President Felix Tshisekedi of the DR Congo has commuted the death sentences of three Americans to life imprisonment due to their involvement in what the military described as a failed coup attempt in the country last year, according to an announcement.
Marcel Malanga, Tyler Thompson, and Benjamin Zalman-Polun are currently incarcerated in a military facility in Kinshasa, the capital. The trio, aged between 23 and 37, were part of 37 individuals who received death sentences for their alleged roles in the coup attempt in May, which involved an assault on a minister’s residence followed by an advance towards presidential offices.
The announcement regarding the commutation of their sentences was broadcast on state television overnight.

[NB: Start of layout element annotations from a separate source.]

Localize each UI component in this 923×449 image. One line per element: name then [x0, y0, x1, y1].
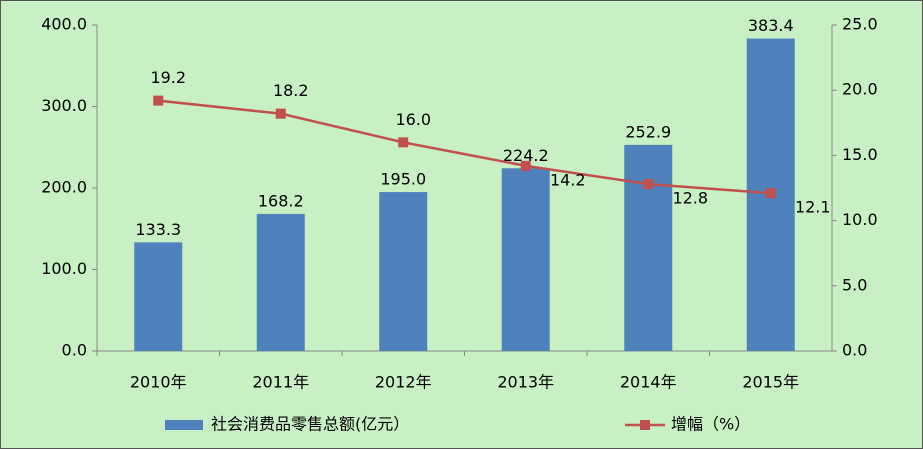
bar	[134, 242, 183, 351]
legend-swatch	[640, 420, 650, 430]
bar	[624, 144, 673, 351]
line-marker	[153, 95, 164, 106]
bar-label: 133.3	[135, 220, 181, 239]
x-tick-label: 2014年	[620, 373, 677, 392]
y2-tick-label: 10.0	[842, 210, 878, 229]
bar-label: 195.0	[380, 170, 426, 189]
y2-tick-label: 15.0	[842, 145, 878, 164]
y-tick-label: 200.0	[41, 178, 87, 197]
x-tick-label: 2010年	[130, 373, 187, 392]
legend-label: 增幅（%）	[671, 415, 750, 434]
y2-tick-label: 25.0	[842, 15, 878, 34]
x-tick-label: 2012年	[375, 373, 432, 392]
bar	[501, 168, 550, 351]
y-tick-label: 300.0	[41, 96, 87, 115]
y2-tick-label: 5.0	[842, 275, 867, 294]
line-marker	[520, 160, 531, 171]
bar-label: 224.2	[503, 146, 549, 165]
y-tick-label: 0.0	[62, 341, 87, 360]
bar-label: 383.4	[748, 16, 794, 35]
line-label: 18.2	[273, 81, 309, 100]
bar-label: 252.9	[625, 122, 671, 141]
y2-tick-label: 0.0	[842, 341, 867, 360]
bar-label: 168.2	[258, 191, 304, 210]
line-label: 12.8	[672, 189, 708, 208]
line-label: 16.0	[395, 110, 431, 129]
line-marker	[275, 108, 286, 119]
line-label: 19.2	[150, 68, 186, 87]
x-tick-label: 2011年	[252, 373, 309, 392]
x-tick-label: 2015年	[742, 373, 799, 392]
line-label: 12.1	[795, 198, 831, 217]
x-tick-label: 2013年	[497, 373, 554, 392]
y2-tick-label: 20.0	[842, 80, 878, 99]
line	[158, 99, 771, 195]
line-marker	[398, 137, 409, 148]
line-marker	[765, 188, 776, 199]
y-tick-label: 400.0	[41, 15, 87, 34]
legend-swatch	[165, 420, 203, 430]
bar	[256, 213, 305, 351]
y-tick-label: 100.0	[41, 259, 87, 278]
line-marker	[643, 179, 654, 190]
line-label: 14.2	[550, 170, 586, 189]
legend-label: 社会消费品零售总额(亿元）	[211, 415, 409, 434]
bar	[379, 192, 428, 351]
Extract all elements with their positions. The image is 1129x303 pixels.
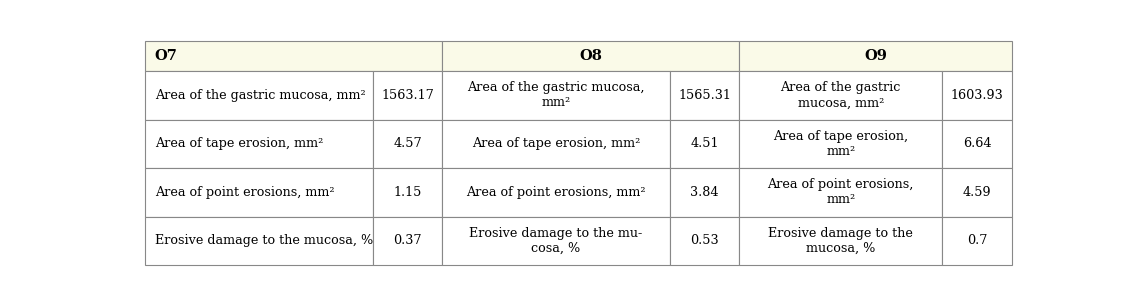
Bar: [739, 217, 943, 265]
Bar: [146, 120, 373, 168]
Bar: [146, 71, 373, 120]
Bar: [669, 217, 739, 265]
Bar: [146, 217, 373, 265]
Text: 1565.31: 1565.31: [679, 89, 730, 102]
Text: 3.84: 3.84: [690, 186, 719, 199]
Bar: [943, 71, 1012, 120]
Text: Area of point erosions, mm²: Area of point erosions, mm²: [466, 186, 646, 199]
Bar: [669, 120, 739, 168]
Bar: [669, 71, 739, 120]
Text: 1.15: 1.15: [393, 186, 422, 199]
Text: O9: O9: [864, 49, 887, 63]
Text: 0.53: 0.53: [690, 234, 719, 247]
Bar: [373, 120, 443, 168]
Text: Area of tape erosion,
mm²: Area of tape erosion, mm²: [773, 130, 909, 158]
Bar: [739, 120, 943, 168]
Bar: [373, 217, 443, 265]
Bar: [739, 41, 1012, 71]
Text: 4.57: 4.57: [393, 138, 422, 150]
Text: O8: O8: [579, 49, 602, 63]
Text: 6.64: 6.64: [963, 138, 991, 150]
Bar: [739, 71, 943, 120]
Text: 1563.17: 1563.17: [382, 89, 434, 102]
Text: Area of the gastric mucosa,
mm²: Area of the gastric mucosa, mm²: [467, 82, 645, 109]
Text: Area of the gastric
mucosa, mm²: Area of the gastric mucosa, mm²: [780, 82, 901, 109]
Bar: [443, 120, 669, 168]
Text: Erosive damage to the mu-
cosa, %: Erosive damage to the mu- cosa, %: [470, 227, 642, 255]
Text: Area of the gastric mucosa, mm²: Area of the gastric mucosa, mm²: [155, 89, 365, 102]
Bar: [739, 168, 943, 217]
Text: Area of tape erosion, mm²: Area of tape erosion, mm²: [155, 138, 323, 150]
Bar: [943, 120, 1012, 168]
Bar: [669, 168, 739, 217]
Text: Erosive damage to the
mucosa, %: Erosive damage to the mucosa, %: [769, 227, 913, 255]
Bar: [373, 71, 443, 120]
Text: Erosive damage to the mucosa, %: Erosive damage to the mucosa, %: [155, 234, 373, 247]
Bar: [943, 217, 1012, 265]
Text: 4.51: 4.51: [690, 138, 719, 150]
Text: Area of point erosions, mm²: Area of point erosions, mm²: [155, 186, 334, 199]
Text: 4.59: 4.59: [963, 186, 991, 199]
Bar: [146, 41, 443, 71]
Bar: [443, 71, 669, 120]
Bar: [146, 168, 373, 217]
Text: 0.7: 0.7: [966, 234, 987, 247]
Text: Area of point erosions,
mm²: Area of point erosions, mm²: [768, 178, 913, 206]
Text: O7: O7: [155, 49, 177, 63]
Bar: [443, 168, 669, 217]
Bar: [443, 41, 739, 71]
Text: 0.37: 0.37: [393, 234, 422, 247]
Bar: [373, 168, 443, 217]
Bar: [443, 217, 669, 265]
Text: Area of tape erosion, mm²: Area of tape erosion, mm²: [472, 138, 640, 150]
Bar: [943, 168, 1012, 217]
Text: 1603.93: 1603.93: [951, 89, 1004, 102]
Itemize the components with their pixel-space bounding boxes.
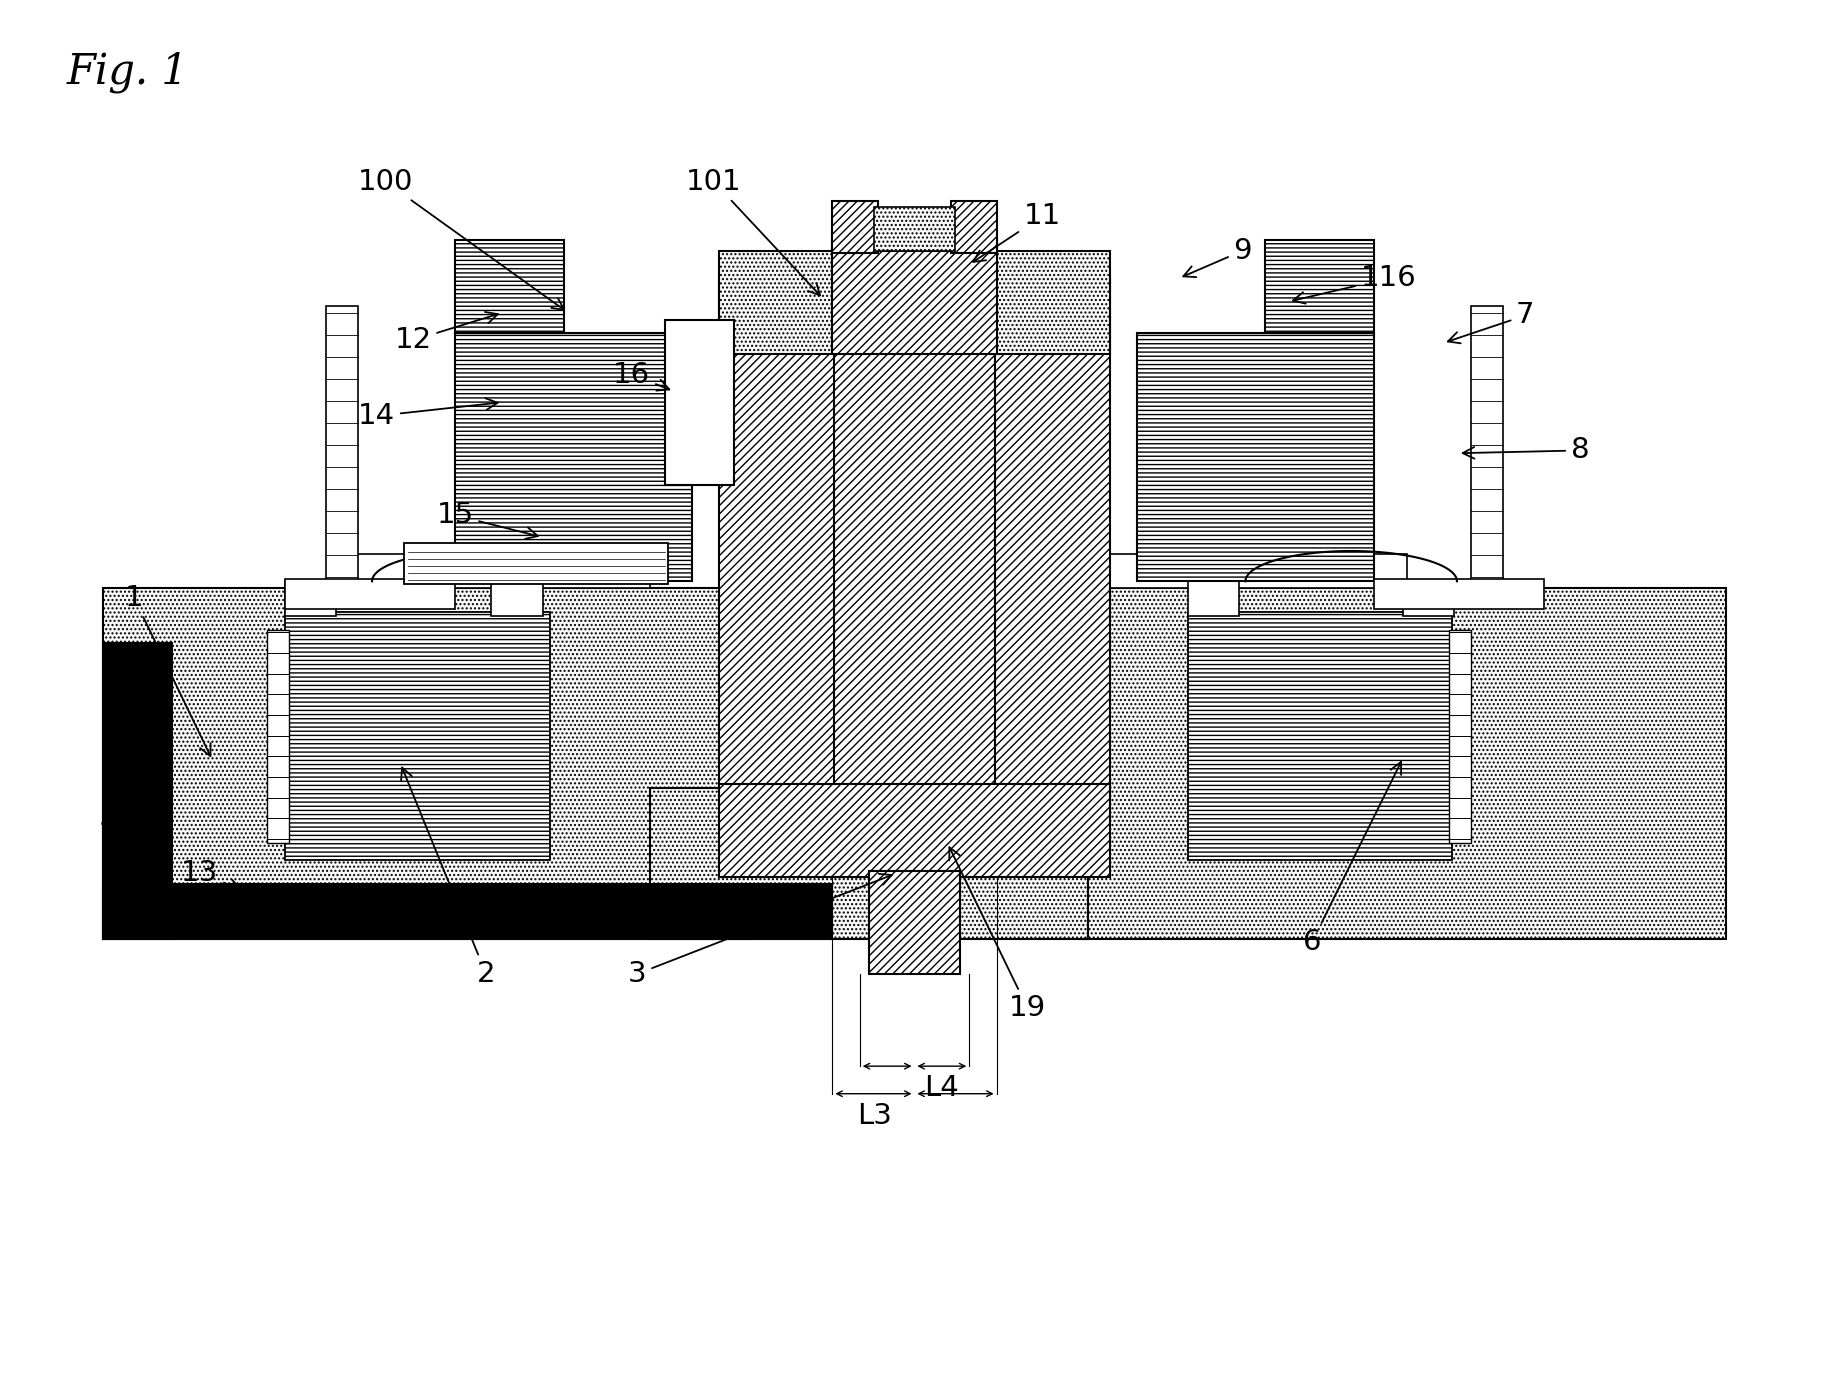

The three Americans are now “entitled to hope for a full release following a complete remission of sentence, which is also one of the ways a presidential pardon can be granted according to the constitution” of the Democratic Republic of Congo.
The purported coup attempt launched in the early morning of May 19 last year, when a group of armed men attacked the home of then-economy minister Vital Kamerhe, who is presently the president of the national assembly.
Subsequently, the assailants proceeded to a building housing Tshisekedi’s offices, carrying flags of Zaire, the country’s name under the former dictator Mobutu Sese Seko, who was overthrown in 1997. Witnesses reported hearing gunfire near the premises at that time.

An army spokesperson later announced on national television that the defence and security forces had thwarted “an attempted coup d’état.”
The alleged conspiracy was led by Christian Malanga, a Congolese individual who had become a U.S. citizen and was killed by security personnel, according to army spokesperson General Sylvain Ekenge. He was the father of Marcel Malanga.
In March of last year, the Congolese government ended a moratorium on the death penalty since 2003. The government said that this action aimed to address soldiers charged with treason, as the country encounters armed insurgencies in the troubled east.
Human rights organisations condemned this decision. Since then, over 100 death sentences have been issued, but none have yet been executed.